Le risque de souffrir de diabète de type 2 augmente de 50 % chez les gens qui font de longues siestes ou se sentent somnolents toute la journée, nous apprend une étude récente.

Les bienfaits de la sieste sont connus : amélioration de la mémoire, de l’humeur et des performances, réactions plus rapides et plus grande vivacité, entre autres.

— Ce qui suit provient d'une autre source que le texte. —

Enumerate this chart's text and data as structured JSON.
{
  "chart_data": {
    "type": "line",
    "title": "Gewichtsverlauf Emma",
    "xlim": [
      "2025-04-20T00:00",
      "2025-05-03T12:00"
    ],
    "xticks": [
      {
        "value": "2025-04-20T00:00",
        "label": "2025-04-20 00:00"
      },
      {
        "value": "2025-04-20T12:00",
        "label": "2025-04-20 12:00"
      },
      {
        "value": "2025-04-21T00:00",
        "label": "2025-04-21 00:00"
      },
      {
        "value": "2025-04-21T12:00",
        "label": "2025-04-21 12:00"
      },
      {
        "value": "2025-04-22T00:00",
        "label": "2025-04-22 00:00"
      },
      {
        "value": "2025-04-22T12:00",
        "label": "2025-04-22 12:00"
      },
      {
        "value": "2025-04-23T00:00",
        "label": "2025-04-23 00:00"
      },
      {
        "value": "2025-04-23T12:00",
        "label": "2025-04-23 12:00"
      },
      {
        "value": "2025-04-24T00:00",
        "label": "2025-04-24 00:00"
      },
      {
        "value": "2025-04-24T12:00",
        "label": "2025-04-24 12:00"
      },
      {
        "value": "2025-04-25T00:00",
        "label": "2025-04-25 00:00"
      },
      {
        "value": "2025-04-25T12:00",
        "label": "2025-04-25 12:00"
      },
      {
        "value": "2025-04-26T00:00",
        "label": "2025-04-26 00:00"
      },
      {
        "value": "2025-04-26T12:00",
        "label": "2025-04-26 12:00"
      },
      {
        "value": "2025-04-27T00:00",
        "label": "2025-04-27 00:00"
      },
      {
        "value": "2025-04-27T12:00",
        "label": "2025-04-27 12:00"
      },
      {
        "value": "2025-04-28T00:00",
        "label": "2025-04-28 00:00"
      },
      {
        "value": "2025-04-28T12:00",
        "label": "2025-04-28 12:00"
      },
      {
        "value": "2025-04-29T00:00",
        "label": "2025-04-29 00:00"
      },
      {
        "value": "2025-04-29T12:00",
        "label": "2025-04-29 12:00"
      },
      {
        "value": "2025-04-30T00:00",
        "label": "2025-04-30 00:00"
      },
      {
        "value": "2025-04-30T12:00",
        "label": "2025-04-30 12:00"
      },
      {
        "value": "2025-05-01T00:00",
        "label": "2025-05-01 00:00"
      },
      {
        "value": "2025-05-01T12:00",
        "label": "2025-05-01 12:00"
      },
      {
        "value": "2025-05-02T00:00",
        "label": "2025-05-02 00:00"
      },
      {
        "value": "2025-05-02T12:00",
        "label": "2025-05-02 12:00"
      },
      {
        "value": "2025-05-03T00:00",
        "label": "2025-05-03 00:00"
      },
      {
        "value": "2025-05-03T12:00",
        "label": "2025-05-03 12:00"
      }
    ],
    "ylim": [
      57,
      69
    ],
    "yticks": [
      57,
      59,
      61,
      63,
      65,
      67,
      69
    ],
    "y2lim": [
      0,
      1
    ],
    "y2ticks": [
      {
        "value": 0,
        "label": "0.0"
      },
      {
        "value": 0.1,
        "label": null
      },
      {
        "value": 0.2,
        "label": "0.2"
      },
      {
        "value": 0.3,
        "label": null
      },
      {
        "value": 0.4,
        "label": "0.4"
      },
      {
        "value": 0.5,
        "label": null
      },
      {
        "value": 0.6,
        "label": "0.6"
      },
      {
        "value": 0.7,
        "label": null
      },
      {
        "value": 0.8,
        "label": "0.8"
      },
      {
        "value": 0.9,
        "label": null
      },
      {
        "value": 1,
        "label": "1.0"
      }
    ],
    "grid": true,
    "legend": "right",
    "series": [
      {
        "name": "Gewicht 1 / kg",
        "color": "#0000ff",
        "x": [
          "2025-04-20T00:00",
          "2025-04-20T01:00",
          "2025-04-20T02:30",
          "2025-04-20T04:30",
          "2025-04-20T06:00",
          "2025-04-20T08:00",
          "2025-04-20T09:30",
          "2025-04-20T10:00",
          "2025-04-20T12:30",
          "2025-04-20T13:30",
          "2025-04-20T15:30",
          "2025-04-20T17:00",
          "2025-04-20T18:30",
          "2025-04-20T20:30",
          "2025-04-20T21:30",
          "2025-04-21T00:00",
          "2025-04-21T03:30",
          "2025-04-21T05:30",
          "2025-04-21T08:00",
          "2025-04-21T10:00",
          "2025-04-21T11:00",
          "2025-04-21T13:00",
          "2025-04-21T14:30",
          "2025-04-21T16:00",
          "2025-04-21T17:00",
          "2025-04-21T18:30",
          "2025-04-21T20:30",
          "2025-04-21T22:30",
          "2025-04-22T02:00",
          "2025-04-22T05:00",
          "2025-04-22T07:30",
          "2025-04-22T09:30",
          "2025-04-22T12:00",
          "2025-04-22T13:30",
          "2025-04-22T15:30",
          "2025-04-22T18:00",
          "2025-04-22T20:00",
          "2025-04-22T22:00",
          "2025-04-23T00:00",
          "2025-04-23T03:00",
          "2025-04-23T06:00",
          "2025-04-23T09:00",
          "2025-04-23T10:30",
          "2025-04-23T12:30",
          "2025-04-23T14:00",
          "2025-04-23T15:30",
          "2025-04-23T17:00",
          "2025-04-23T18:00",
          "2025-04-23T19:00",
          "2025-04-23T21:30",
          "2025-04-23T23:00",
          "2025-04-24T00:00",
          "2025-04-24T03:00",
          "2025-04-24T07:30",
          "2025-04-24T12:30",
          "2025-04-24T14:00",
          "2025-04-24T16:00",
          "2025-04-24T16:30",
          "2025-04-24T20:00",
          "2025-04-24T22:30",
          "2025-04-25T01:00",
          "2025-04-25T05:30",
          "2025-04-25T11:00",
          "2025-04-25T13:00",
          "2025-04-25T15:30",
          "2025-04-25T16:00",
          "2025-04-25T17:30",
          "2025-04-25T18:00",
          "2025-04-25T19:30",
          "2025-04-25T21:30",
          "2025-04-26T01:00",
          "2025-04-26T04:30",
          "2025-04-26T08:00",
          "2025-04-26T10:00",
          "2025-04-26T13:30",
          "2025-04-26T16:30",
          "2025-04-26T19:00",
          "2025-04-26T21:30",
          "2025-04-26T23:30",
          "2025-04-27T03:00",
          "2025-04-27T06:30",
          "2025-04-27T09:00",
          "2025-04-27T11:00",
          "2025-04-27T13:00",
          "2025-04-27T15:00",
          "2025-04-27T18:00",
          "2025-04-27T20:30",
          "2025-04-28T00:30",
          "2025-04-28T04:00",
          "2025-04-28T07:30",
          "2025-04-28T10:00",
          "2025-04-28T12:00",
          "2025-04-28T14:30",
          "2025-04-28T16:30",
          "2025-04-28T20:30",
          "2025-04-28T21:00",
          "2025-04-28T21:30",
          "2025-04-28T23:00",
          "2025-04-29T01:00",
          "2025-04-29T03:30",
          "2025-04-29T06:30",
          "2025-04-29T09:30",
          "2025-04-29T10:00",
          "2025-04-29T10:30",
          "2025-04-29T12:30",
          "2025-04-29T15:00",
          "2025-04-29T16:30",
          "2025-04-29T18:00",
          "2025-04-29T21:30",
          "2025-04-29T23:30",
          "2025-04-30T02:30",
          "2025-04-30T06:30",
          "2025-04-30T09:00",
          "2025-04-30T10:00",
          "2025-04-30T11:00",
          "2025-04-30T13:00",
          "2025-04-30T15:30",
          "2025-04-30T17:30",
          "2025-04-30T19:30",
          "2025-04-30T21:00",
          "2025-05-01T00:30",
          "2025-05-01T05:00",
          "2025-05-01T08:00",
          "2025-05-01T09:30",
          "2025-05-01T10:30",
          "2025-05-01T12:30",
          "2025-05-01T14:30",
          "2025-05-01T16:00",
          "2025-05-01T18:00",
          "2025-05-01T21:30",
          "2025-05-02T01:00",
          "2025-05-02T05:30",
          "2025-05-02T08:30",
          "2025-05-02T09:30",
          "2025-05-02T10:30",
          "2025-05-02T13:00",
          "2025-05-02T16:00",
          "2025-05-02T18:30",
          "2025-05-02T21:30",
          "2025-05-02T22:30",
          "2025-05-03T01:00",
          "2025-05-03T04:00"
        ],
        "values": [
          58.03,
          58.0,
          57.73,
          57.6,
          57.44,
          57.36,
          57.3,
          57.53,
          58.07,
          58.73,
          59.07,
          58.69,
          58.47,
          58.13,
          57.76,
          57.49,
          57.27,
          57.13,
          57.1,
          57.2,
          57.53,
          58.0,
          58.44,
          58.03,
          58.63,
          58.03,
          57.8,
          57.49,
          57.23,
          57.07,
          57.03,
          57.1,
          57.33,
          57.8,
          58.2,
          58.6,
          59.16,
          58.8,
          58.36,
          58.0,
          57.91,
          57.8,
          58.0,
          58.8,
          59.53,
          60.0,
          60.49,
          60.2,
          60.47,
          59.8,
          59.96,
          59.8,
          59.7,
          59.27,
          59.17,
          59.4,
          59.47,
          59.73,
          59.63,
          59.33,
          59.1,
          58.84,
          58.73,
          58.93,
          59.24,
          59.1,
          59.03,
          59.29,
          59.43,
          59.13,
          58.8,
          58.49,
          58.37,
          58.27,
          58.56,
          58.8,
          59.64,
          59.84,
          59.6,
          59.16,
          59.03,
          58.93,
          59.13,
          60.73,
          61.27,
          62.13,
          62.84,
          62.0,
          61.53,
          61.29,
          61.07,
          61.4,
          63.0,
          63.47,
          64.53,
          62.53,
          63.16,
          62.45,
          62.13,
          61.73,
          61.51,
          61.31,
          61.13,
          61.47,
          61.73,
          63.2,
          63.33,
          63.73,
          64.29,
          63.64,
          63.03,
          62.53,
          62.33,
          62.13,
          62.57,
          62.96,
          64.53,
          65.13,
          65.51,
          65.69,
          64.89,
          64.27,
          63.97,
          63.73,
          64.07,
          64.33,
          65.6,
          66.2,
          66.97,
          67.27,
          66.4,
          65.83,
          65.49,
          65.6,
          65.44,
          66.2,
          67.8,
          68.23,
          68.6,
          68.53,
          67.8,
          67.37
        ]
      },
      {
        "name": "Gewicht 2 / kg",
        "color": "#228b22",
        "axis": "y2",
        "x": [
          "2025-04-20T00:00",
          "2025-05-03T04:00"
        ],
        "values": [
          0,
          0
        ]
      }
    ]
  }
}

Toutefois, les gens qui souhaitent tirer le maximum de leurs petits sommes devraient se contenter de siestes brèves, ont constaté des chercheurs japonais.

Leurs observations, présentées à la conférence annuelle de l’Association européenne pour l’étude du diabète, sont le fruit d’une méta-analyse de 10 études auxquelles ont participé 261 365 sujets asiatiques et occidentaux.

«Beaucoup d’études ont prouvé les bénéfices des siestes d’une demi-heure ou moins, qui augmentent la vivacité d’esprit et stimulent les facultés motrices. Ces siestes brèves prennent fin avant que la personne entre dans la phase de sommeil profond», explique le responsable de l’étude, le Dr Tomohide Yamada, de l’Université de Tokyo. En revanche, le dormeur qui tombe dans un sommeil profond, mais ne complète pas le cycle normal de sommeil, risque de se réveiller désorienté, hébété et encore plus fatigué qu’avant sa sieste.

Or, selon l’étude japonaise, les personnes aux prises avec un sentiment de torpeur constant voient leur risque de souffrir de diabète grimper de 56 %, et celles qui font des siestes de 60 minutes ou plus, de 46 %. Rien à craindre heureusement des siestes-éclairs, qui n’influencent pas le risque d’avoir du diabète.

En fait, l’étude montre que les siestes de 40 minutes et moins sont sans danger. Gare à ne pas dépasser cette durée, toutefois, car le risque augmente alors vertigineusement.